Last month we reported that Nicolaos Kantartzis would be using a payphone for the next few months. A PRISON payphone. Kantartzis went way for 3 months after programming his payphones to robodial toll-free numbers of government agencies and private companies, racking up a whopping $4,000,000 in ill-gotten dial-around profits.
For each toll-free call made from a payphone the owner of the phone gets about 50¢ in FCC-mandated dial-around compensation. Some shady payphone owners exploited this income opportunity by programming their phones to dial dial dial every toll-free number that still allowed calls from payphones (most toll-free numbers block calls from payphones).
After a while those robocalls add up and the payphone owners get rich, real rich, until they get sent away.
Now it’s time for Colin Nordstrom and Jeff Frost, of Coon Valley, Wisconsin, to answer to their scam.

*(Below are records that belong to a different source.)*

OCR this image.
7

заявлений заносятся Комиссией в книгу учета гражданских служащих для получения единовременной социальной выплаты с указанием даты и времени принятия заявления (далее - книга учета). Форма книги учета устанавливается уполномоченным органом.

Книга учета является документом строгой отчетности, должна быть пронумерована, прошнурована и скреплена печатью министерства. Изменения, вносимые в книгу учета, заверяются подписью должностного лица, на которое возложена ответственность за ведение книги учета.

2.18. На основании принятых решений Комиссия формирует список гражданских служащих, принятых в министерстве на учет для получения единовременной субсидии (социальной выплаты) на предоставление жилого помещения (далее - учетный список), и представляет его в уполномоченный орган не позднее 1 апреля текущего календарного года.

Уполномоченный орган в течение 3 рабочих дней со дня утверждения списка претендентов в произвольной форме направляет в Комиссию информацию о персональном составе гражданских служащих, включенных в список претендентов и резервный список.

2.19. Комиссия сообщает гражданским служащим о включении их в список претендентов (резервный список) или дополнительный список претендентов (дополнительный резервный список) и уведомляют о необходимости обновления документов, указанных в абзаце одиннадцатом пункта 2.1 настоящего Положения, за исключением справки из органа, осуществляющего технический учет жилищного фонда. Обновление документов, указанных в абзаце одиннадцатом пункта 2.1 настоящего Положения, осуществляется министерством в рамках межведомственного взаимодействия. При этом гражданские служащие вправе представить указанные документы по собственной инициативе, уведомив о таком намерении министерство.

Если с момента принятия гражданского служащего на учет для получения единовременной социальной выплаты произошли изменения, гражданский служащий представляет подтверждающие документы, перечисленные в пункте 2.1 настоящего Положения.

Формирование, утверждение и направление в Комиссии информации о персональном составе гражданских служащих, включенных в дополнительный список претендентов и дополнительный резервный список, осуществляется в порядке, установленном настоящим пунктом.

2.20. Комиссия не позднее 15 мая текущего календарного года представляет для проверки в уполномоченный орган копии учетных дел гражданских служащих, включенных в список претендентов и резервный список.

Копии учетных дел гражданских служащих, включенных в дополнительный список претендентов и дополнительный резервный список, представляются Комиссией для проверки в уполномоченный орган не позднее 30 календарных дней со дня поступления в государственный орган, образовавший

As the LaCrossTribune reports:
“A Coon Valley man accused of helping steal $1.2 million in a payphone scam pleaded guilty Monday in federal court to lying to the grand jury investigating the scheme.
Colin Nordstrom, 49, and Jeff Frost, 53, of Brookfield, both employees of Mid-America Payphones, were indicted for wire fraud last year.
Federal prosecutors say they operated what’s called a ‘dial-around’ scam.”
These two men pulled a similar heist as Nicolaos Kantartzis, robbing government agencies and private companies like Delta Airlines of 50¢ for every 1-second call to their toll-free numbers. Thousands upon thousands of these robo calls added up, it seemed. These Wisconsin men found their million dollar payphone at a Theater Road address in Sparta, Wisconsin, a particular phone from which their robots made a significant number of calls.